Many people may not realize the work that Tyler and I put into our marriage before we ever walked down the aisle.  As we were first dating, I admitted that I had trouble communicating.  Although I have learned LOTS from my darling husband (who would share anything with anybody), I still struggle to share some of my innermost feelings.  In order to build a solid foundation of communication, Tyler and I decided to learn more about how to communicate better.  We read The 5 Love Languages: The Secret to Love That Lasts
and found that understanding the concepts in the book really helped us to communicate better about our relationship needs.  Tyler's primary language was Quality Time, so he just needed to remind me of that when I would get too busy with other things.
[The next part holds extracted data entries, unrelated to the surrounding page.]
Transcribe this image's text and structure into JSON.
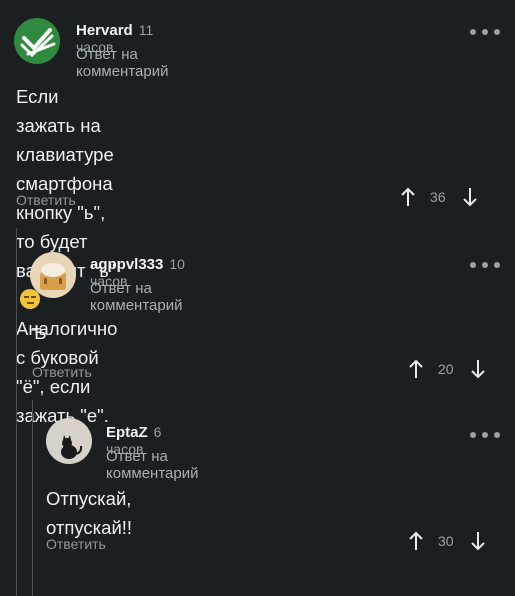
{
  "comments": [
    {
      "author": "Hervard",
      "time": "11 часов",
      "subtitle": "Ответ на комментарий",
      "lines": [
        "Если зажать на клавиатуре смартфона кнопку \"ь\",",
        "то будет вариант \"ъ\"",
        "Аналогично с буковой \"ё\", если зажать \"е\"."
      ],
      "emoji": "smirk-emoji",
      "reply_label": "Ответить",
      "votes": "36"
    },
    {
      "author": "agppvl333",
      "time": "10 часов",
      "subtitle": "Ответ на комментарий",
      "text": "Ѣ",
      "reply_label": "Ответить",
      "votes": "20"
    },
    {
      "author": "EptaZ",
      "time": "6 часов",
      "subtitle": "Ответ на комментарий",
      "text": "Отпускай, отпускай!!",
      "reply_label": "Ответить",
      "votes": "30"
    }
  ],
  "colors": {
    "background": "#1b1f22",
    "avatar1_bg": "#2f8a3f",
    "muted": "#9aa3a9"
  },
  "icons": [
    "more-options-icon",
    "upvote-arrow-icon",
    "downvote-arrow-icon"
  ]
}
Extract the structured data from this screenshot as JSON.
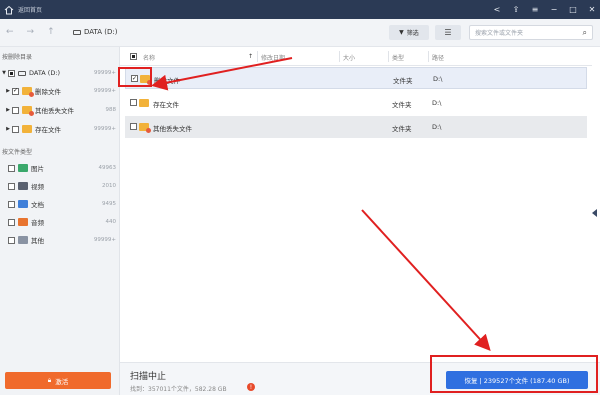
{
  "titlebar": {
    "title": "返回首页"
  },
  "toolbar": {
    "drive": "DATA (D:)",
    "filter_label": "筛选",
    "search_placeholder": "搜索文件或文件夹"
  },
  "sidebar": {
    "section_dir": "按删除目录",
    "tree": [
      {
        "label": "DATA (D:)",
        "count": "99999+"
      },
      {
        "label": "删除文件",
        "count": "99999+"
      },
      {
        "label": "其他丢失文件",
        "count": "988"
      },
      {
        "label": "存在文件",
        "count": "99999+"
      }
    ],
    "section_types": "按文件类型",
    "types": [
      {
        "label": "图片",
        "count": "49963"
      },
      {
        "label": "视频",
        "count": "2010"
      },
      {
        "label": "文档",
        "count": "9495"
      },
      {
        "label": "音频",
        "count": "440"
      },
      {
        "label": "其他",
        "count": "99999+"
      }
    ],
    "activate_label": "激活"
  },
  "table": {
    "headers": {
      "name": "名称",
      "modified": "修改日期",
      "size": "大小",
      "type": "类型",
      "path": "路径"
    },
    "rows": [
      {
        "name": "删除文件",
        "type": "文件夹",
        "path": "D:\\"
      },
      {
        "name": "存在文件",
        "type": "文件夹",
        "path": "D:\\"
      },
      {
        "name": "其他丢失文件",
        "type": "文件夹",
        "path": "D:\\"
      }
    ]
  },
  "status": {
    "title": "扫描中止",
    "found": "找到：357011个文件，582.28 GB",
    "recover_label": "恢复 | 239527个文件 (187.40 GB)"
  },
  "colors": {
    "accent": "#2f6fe0",
    "activate": "#f06a2c",
    "annotation": "#e02020",
    "titlebar": "#2b3a55"
  }
}
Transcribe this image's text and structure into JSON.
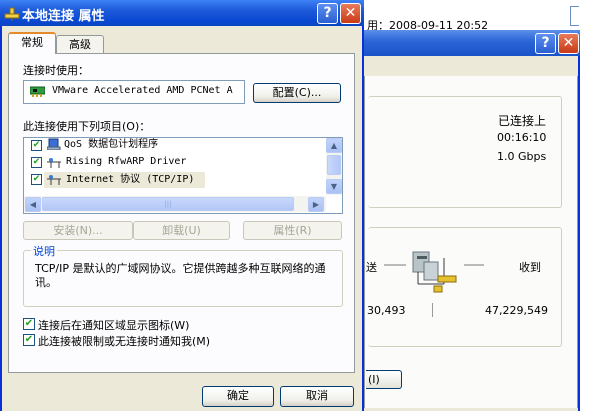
{
  "background_window": {
    "top_text": "用：2008-09-11 20:52",
    "help_glyph": "?",
    "close_glyph": "✕",
    "connection": {
      "status": "已连接上",
      "duration": "00:16:10",
      "speed": "1.0 Gbps"
    },
    "activity": {
      "sent_label": "送",
      "received_label": "收到",
      "sent_bytes": "30,493",
      "received_bytes": "47,229,549"
    },
    "button_fragment": "(I)"
  },
  "dialog": {
    "title": "本地连接 属性",
    "help_glyph": "?",
    "close_glyph": "✕",
    "tabs": [
      {
        "label": "常规",
        "selected": true
      },
      {
        "label": "高级",
        "selected": false
      }
    ],
    "connect_using_label": "连接时使用：",
    "adapter_name": "VMware Accelerated AMD PCNet A",
    "configure_label": "配置(C)...",
    "items_label": "此连接使用下列项目(O)：",
    "items": [
      {
        "label": "QoS 数据包计划程序",
        "checked": true,
        "icon": "qos-scheduler-icon"
      },
      {
        "label": "Rising RfwARP Driver",
        "checked": true,
        "icon": "network-protocol-icon"
      },
      {
        "label": "Internet 协议 (TCP/IP)",
        "checked": true,
        "icon": "network-protocol-icon",
        "selected": true
      }
    ],
    "install_label": "安装(N)...",
    "uninstall_label": "卸载(U)",
    "properties_label": "属性(R)",
    "description_title": "说明",
    "description_text": "TCP/IP 是默认的广域网协议。它提供跨越多种互联网络的通讯。",
    "notify_icon_label": "连接后在通知区域显示图标(W)",
    "notify_limited_label": "此连接被限制或无连接时通知我(M)",
    "notify_icon_checked": true,
    "notify_limited_checked": true,
    "ok_label": "确定",
    "cancel_label": "取消"
  },
  "colors": {
    "titlebar_blue": "#0a48d2",
    "dialog_face": "#ece9d8",
    "groupbox_title": "#0046d5",
    "checkmark_green": "#21a121",
    "tab_highlight": "#e68b2c"
  }
}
The other book that we used to develop our communication and highly recommend to other couples was The Hard Questions: 100 Questions to Ask Before You Say I Do.  This book had questions on all sorts of topics, such as what is your dream house like and how many kids do you want and how do you feel about religion, and anything else that could be helpful to discuss.  Tyler and I would answer all of the questions in a chapter independently and then get together and talk about our answers. We were lucky in that so many of our answers matched the other person's, but we also found ways to understand what was important to each other as we worked through the chapters.  This book certainly isn't for everybody, but I do recommend to anyone who wants to work on comunication or wants to go the extra mile to build a strong partnership.

Just my two cents on something that really worked for us!

I miss Tyler in little twinges throughout each day.  For example, it has been hard to watch American Idol this year because that was something that Tyler LOVED to watch.  We have a DVR, but Tyler could never wait to start the show late. He was just so excited to hear the songs and see the performance. 

I hope that each of you will hug your loved one today, just remembering that things would be much different if they were missing from your life.